Dans les vignes et les vergers apparaît une flore spécifique avec beaucoup de
liliacées. Celle-ci persiste quelquefois quelques temps après abandon de ces
cultures. On rencontrera l’ail des vignes (Allium vineale) et l’ail des
champs (A. oleraceum) (Liliacées), les muscaris (Muscari atlanticum
et M. comosum) (Liliacées), le sédum rougeâtre (Sedum rubens) et
le sédum blanc (S. album) (Crassulacées), l’ornithogale en ombelles (Ornithogalum
umbellatum) Liliacées)…
L’abandon des cultures voit apparaître des groupements de végétation constitués
de friches nitrophiles qui regroupe un grand nombre d’espèces nectarifères qui
ne sont plus des annuelles. L’abandon définitif conduit, en principe, à des
groupements forestiers…
Mauvaises herbes pour les uns, sources de miels et de pollen
pour les autres, tel M. JECKIL et M. HYDE, beaucoup d’adventices sont bonnes ou
mauvaises selon le côté du miroir avec lesquelles on les regarde. Leur
disparition – certaines mériteraient d’être protégées – est une menace pour la
biodiversité végétale certes, mais également animale car de nombreuses espèces
animales leur sont inféodées en dépendant étroitement d’elles pour leur
alimentation. Le problème des dépopulations d’abeilles est extrêmement complexe
car polyfactoriel. On ne le résoudra pas sans prendre en compte tous les effets
environnementaux y compris la raréfaction et le déséquilibre des ressources.

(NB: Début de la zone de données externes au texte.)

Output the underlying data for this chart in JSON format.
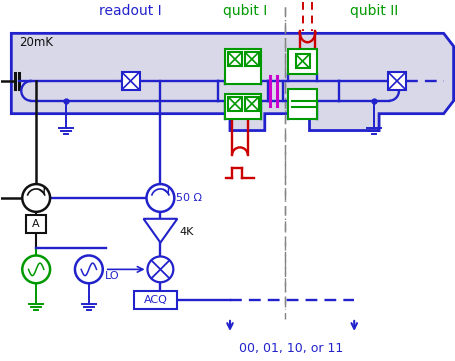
{
  "blue": "#2222cc",
  "green": "#009900",
  "red": "#cc0000",
  "purple": "#cc00cc",
  "black": "#111111",
  "chip_bg": "#d8d8e8",
  "title_readout": "readout I",
  "title_qubit1": "qubit I",
  "title_qubit2": "qubit II",
  "label_20mK": "20mK",
  "label_50ohm": "50 Ω",
  "label_4K": "4K",
  "label_LO": "LO",
  "label_ACQ": "ACQ",
  "label_result": "00, 01, 10, or 11"
}
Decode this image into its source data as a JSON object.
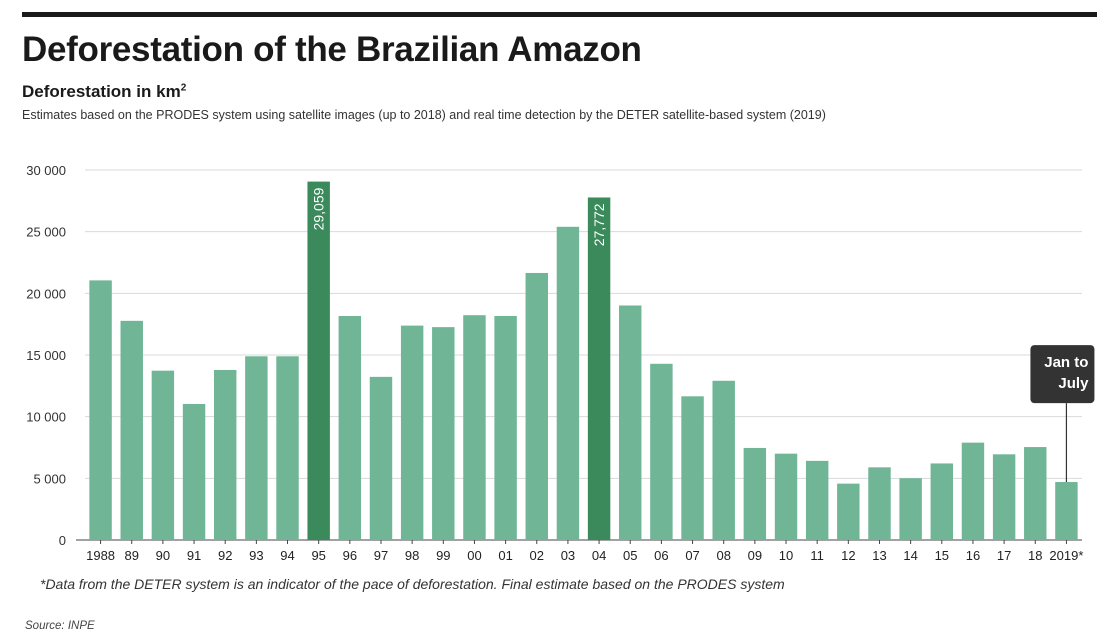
{
  "title": "Deforestation of the Brazilian Amazon",
  "subtitle": "Deforestation in km",
  "subtitle_sup": "2",
  "description": "Estimates based on the PRODES system using satellite images (up to 2018) and real time detection by the DETER satellite-based system (2019)",
  "footnote": "*Data from the DETER system is an indicator of the pace of deforestation. Final estimate based on the PRODES system",
  "source": "Source: INPE",
  "colors": {
    "bar": "#6fb596",
    "highlight": "#3a8a5c",
    "grid": "#d9d9d9",
    "callout": "#333333",
    "axis": "#444444"
  },
  "chart_data": {
    "type": "bar",
    "title": "Deforestation of the Brazilian Amazon",
    "ylabel": "Deforestation in km²",
    "ylim": [
      0,
      30000
    ],
    "yticks": [
      0,
      5000,
      10000,
      15000,
      20000,
      25000,
      30000
    ],
    "ytick_labels": [
      "0",
      "5 000",
      "10 000",
      "15 000",
      "20 000",
      "25 000",
      "30 000"
    ],
    "categories": [
      "1988",
      "89",
      "90",
      "91",
      "92",
      "93",
      "94",
      "95",
      "96",
      "97",
      "98",
      "99",
      "00",
      "01",
      "02",
      "03",
      "04",
      "05",
      "06",
      "07",
      "08",
      "09",
      "10",
      "11",
      "12",
      "13",
      "14",
      "15",
      "16",
      "17",
      "18",
      "2019*"
    ],
    "values": [
      21050,
      17770,
      13730,
      11030,
      13786,
      14896,
      14896,
      29059,
      18161,
      13227,
      17383,
      17259,
      18226,
      18165,
      21651,
      25396,
      27772,
      19014,
      14286,
      11651,
      12911,
      7464,
      7000,
      6418,
      4571,
      5891,
      5012,
      6207,
      7893,
      6947,
      7536,
      4700
    ],
    "highlighted": [
      7,
      16
    ],
    "data_labels": [
      {
        "index": 7,
        "text": "29,059"
      },
      {
        "index": 16,
        "text": "27,772"
      }
    ],
    "annotations": [
      {
        "index": 31,
        "lines": [
          "Jan to",
          "July"
        ]
      }
    ],
    "grid": true
  }
}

L’environnement agricole de certaines régions n’est plus capable de fournir aux
abeilles une alimentation équilibrée. Leur mortalité n’est probablement que la
partie visible de la disparition de nombreux insectes utiles qui, faute d’avoir
la notoriété de l’abeille, disparaissent dans l’indifférence la plus totale. Il
n’est peut être pas encore trop tard pour réagir. Il faut revoir la politique du
“ tout herbicides ” et du “ tout pesticides ” pour une agriculture plus
raisonnée. Il ne s’agit pas de revenir au Moyen-Âge, mais de tenir compte de
l’ensemble des connaissances scientifiques, agronomiques et écologiques
d’aujourd’hui pour intégrer l’agriculture dans une gestion raisonnée et
équilibrée des milieux…
Paul SCHWEITZER
Laboratoire d’analyses et d’écologie apicole
© CETAM-Lorraine
2004
(1) Le terme mellifère qui est le plus souvent utilisé est impropre car les
plantes ne “ porte ” pas du miel mais du nectar. Le terme pollenifère n’est non
plus pas très adéquate car toutes les plantes à fleurs sont pollenifères, même
celles qui dont le pollen n’est pas récolté par les abeilles.